One of the many special experiences living in Paris was getting to know, and in a way grow up with, the team at the restaurant Spring. A small kitchen putting out a simple dinner nightly. Suddenly they are one of the most heralded and internationally acclaimed restaurants in Paris. While becoming the NYT's Paris poster-children is great for them what I really loved how they became part of the culture of their little nighbourhood as told by this video.
Lots of little shops I frequented to and from the Spring boutique or waiting for someone to join for a glass of wine. The ancient presse guy mostly. Stirs my nostalgia for his nostalgia. I'd explore this neighbourhood often with the uninhibited spirit of curiosity an expat in Paris becomes endlessly adicted to.
One of the reasons I loved living in Paris was studying first hand the fabrics of rich and deep communities. Understand what makes a real community from people that have loved and hated each other for centuries. Living myself as part of a small multi block neighbourhood where inhabitants, businesses, local government (even for my sub, sub, micro, sub region of Paris), community organizations, unions, busybodies, the three homeless people, my barber, the team of youths who hanging out late night at the local Place St. Lazarre, prefecture police, the weekend CRS riot police visits and our street cleaners served a inter-related and mutually respected (with continuous paradoxical distrusted) community.
Mostly, I loved seeing how an individual business seeped into the fabric of the immediate neighbourhood. Most businesses in the developed world have become little more than the immediate square footage of their retail outlet and maybe a bit of a contrived "community" activities department to help "strengthen bonds" with local community through a few activities outlined in the binder from head office.
One day I will open a retail entity but I am not too sure exactly what it will sell. I'm actually not too worried about "what" just yet. What I observed, noted and lived in Paris was individual businesses as cultural entities - that is much more interesting. Proprietors whose existence seeps beyond the walls of a lease and deep into the pores of the local neighbourhood and more deeply into the fields, factories and workshops of the producers.
A great business strengthens the community every day through what it does as a mainline pursuit driven by the humans behind it.

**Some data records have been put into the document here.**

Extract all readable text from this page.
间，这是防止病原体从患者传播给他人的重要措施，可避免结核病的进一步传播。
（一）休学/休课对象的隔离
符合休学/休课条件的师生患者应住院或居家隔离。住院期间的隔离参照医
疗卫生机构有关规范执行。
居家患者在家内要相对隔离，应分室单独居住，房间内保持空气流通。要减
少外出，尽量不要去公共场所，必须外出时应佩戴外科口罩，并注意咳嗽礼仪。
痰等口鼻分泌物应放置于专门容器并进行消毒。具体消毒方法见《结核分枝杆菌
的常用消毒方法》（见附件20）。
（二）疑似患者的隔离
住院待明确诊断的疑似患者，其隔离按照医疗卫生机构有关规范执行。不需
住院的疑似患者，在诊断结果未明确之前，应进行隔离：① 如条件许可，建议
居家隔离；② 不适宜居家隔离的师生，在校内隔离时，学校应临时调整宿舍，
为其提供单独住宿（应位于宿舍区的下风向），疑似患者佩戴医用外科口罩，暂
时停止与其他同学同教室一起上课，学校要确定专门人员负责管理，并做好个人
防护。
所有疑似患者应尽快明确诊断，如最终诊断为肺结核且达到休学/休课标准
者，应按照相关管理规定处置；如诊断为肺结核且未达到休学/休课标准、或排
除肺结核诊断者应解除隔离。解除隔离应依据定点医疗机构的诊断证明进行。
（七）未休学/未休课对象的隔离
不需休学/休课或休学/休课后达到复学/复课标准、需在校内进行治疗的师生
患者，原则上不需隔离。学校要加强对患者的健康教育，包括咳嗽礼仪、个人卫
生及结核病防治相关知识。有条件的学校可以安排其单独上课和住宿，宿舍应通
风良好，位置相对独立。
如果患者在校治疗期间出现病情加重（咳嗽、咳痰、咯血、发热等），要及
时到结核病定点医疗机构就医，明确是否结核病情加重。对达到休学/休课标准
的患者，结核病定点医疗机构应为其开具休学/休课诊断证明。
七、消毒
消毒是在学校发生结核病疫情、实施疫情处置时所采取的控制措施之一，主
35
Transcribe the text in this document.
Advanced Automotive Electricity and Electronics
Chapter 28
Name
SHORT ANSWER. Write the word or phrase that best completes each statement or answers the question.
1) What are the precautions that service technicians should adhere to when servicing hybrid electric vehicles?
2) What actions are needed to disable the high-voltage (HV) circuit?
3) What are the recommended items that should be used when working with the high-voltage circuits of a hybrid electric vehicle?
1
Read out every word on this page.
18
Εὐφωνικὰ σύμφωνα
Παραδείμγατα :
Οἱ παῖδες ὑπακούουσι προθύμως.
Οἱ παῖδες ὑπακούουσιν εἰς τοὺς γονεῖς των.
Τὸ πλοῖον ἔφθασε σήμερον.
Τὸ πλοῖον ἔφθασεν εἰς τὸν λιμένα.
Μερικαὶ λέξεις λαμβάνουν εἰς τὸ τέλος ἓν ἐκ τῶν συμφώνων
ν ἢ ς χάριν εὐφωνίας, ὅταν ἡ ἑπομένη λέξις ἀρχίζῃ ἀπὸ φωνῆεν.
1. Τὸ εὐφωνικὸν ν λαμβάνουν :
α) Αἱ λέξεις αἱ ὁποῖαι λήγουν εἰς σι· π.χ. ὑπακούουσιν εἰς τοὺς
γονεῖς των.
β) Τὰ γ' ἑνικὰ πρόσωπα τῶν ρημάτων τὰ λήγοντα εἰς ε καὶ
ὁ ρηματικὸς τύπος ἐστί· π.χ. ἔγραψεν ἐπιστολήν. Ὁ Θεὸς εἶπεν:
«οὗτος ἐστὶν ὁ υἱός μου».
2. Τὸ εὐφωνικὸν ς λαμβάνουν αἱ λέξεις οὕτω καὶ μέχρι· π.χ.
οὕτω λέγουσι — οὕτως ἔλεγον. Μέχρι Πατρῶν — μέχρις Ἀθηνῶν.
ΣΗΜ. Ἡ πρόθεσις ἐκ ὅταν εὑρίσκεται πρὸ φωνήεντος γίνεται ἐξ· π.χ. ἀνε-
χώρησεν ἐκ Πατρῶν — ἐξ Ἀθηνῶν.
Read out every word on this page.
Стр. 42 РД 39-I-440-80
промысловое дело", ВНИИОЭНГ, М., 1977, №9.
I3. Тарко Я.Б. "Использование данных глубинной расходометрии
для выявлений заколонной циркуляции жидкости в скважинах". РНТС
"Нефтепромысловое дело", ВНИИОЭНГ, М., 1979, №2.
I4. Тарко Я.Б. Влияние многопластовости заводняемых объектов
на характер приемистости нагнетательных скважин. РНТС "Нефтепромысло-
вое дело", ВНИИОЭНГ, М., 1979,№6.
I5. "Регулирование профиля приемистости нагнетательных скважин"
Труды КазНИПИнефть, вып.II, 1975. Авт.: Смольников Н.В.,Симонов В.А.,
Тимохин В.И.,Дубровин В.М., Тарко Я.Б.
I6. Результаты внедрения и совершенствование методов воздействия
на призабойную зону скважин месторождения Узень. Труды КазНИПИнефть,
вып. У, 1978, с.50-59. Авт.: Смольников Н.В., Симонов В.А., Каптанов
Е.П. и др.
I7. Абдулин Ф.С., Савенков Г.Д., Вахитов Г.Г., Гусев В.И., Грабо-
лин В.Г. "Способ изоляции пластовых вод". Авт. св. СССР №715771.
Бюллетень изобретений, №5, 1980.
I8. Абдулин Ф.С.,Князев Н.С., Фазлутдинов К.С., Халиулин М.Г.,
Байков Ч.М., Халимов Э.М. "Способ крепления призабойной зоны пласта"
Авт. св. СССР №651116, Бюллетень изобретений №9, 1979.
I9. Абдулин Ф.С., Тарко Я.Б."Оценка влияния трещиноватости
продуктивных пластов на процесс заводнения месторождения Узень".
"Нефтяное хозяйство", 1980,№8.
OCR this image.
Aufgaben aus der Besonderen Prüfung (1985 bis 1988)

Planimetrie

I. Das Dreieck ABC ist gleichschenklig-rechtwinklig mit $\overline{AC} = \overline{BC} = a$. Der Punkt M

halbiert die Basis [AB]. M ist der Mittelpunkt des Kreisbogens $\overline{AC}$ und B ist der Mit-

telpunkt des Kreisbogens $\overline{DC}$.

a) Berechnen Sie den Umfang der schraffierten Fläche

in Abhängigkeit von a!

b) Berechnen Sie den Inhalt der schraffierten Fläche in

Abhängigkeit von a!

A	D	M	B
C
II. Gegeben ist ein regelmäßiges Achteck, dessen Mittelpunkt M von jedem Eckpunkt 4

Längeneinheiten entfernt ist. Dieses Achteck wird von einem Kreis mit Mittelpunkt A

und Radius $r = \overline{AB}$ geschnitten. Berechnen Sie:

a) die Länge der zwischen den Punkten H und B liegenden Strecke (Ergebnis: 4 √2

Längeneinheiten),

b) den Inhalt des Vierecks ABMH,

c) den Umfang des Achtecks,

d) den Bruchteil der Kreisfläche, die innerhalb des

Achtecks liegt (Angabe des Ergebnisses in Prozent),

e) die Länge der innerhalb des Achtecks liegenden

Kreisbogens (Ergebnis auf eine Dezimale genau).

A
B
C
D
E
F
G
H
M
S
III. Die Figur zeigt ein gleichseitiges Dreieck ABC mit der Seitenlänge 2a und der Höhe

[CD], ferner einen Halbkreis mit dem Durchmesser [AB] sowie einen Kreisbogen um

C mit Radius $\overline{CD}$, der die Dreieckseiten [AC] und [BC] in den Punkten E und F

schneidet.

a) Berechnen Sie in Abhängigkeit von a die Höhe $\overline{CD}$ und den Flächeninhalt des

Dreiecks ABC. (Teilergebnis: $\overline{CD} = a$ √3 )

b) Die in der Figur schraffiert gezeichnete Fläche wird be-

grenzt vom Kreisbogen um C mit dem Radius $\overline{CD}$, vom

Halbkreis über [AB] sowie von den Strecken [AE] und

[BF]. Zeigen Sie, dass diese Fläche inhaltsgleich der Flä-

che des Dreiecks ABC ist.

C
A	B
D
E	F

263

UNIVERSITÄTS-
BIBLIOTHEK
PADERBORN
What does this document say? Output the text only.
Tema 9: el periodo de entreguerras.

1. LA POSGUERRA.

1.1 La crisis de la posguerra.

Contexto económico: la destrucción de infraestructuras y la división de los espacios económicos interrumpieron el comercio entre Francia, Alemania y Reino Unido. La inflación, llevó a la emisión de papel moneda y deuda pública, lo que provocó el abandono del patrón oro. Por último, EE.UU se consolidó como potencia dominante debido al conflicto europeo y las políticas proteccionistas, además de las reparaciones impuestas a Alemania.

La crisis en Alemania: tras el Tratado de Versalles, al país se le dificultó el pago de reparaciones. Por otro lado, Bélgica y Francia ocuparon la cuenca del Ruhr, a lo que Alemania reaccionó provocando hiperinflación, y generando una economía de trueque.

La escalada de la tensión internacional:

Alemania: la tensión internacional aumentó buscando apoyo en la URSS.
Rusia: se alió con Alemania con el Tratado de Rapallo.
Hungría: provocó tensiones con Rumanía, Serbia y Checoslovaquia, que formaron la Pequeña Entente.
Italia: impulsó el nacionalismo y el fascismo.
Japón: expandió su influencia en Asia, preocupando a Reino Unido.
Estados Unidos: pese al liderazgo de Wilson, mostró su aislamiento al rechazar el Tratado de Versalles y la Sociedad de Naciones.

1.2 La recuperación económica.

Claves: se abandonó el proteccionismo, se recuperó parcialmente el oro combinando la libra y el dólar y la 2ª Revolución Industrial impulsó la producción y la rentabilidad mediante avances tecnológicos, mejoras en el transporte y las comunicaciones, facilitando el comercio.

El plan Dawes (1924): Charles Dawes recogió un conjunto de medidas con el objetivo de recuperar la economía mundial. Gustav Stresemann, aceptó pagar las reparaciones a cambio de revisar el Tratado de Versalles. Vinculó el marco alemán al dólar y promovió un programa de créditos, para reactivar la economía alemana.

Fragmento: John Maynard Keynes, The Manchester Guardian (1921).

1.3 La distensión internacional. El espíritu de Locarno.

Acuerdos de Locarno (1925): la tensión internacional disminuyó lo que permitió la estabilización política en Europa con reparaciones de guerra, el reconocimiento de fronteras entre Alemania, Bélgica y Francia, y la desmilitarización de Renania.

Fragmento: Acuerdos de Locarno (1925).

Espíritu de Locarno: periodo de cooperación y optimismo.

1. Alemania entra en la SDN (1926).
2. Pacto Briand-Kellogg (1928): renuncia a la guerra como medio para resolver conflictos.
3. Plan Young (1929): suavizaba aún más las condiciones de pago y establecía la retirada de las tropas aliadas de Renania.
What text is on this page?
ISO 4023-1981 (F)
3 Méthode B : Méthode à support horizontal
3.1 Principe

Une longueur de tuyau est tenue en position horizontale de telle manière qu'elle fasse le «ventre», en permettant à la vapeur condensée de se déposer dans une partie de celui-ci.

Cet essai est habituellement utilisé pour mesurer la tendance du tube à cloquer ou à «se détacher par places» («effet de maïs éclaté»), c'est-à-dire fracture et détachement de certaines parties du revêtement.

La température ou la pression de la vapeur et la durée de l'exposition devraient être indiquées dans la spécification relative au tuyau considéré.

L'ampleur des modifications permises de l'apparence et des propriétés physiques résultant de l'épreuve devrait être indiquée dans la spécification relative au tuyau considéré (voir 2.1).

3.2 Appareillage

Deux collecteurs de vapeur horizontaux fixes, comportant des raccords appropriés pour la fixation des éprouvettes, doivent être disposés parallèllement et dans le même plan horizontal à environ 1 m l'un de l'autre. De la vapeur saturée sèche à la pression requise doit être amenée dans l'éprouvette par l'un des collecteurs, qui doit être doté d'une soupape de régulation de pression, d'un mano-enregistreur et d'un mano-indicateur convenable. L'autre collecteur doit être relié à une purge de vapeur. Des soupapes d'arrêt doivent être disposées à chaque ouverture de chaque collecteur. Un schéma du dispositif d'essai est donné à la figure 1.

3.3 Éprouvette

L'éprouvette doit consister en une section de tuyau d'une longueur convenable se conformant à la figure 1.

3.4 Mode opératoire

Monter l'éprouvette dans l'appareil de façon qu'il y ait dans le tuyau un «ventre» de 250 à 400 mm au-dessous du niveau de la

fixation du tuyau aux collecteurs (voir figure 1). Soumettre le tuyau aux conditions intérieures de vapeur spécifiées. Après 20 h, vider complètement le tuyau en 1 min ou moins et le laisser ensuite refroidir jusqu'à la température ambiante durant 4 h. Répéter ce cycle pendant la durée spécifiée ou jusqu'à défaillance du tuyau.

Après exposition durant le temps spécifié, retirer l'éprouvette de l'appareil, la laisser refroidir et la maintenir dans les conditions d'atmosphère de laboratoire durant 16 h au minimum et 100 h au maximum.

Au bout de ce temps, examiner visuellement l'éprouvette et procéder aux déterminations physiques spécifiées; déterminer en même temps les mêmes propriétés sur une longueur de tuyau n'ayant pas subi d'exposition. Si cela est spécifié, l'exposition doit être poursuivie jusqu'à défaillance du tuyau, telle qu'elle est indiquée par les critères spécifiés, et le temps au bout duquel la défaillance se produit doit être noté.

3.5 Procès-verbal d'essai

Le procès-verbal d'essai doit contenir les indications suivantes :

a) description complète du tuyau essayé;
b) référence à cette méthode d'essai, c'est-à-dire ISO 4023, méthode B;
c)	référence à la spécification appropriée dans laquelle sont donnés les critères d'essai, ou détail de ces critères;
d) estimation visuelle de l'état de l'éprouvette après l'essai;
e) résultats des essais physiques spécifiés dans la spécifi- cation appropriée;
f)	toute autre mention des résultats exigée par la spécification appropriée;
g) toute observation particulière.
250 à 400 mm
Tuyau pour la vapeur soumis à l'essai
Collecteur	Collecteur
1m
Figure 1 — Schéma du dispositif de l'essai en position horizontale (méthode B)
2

I learned a lot about this by getting to know the team at the restaurant Spring. Though they suddenly have become THE restaurant in town it is actually a very simple place. You just come, sit down and have dinner. No menu, no fuss, just brilliantly aligned to the seasons and what intrigues the chef Daniel at any given moment or a surprise dropped off by a local supplier. Better, go the the wine boutique for a great recommendation from 8€ to a modest mortgage. It's all very real without being REALtm - without the obligatory chalkboard and heritage furniture, vintage tea spoons, typwriter in the window or irnonic anything.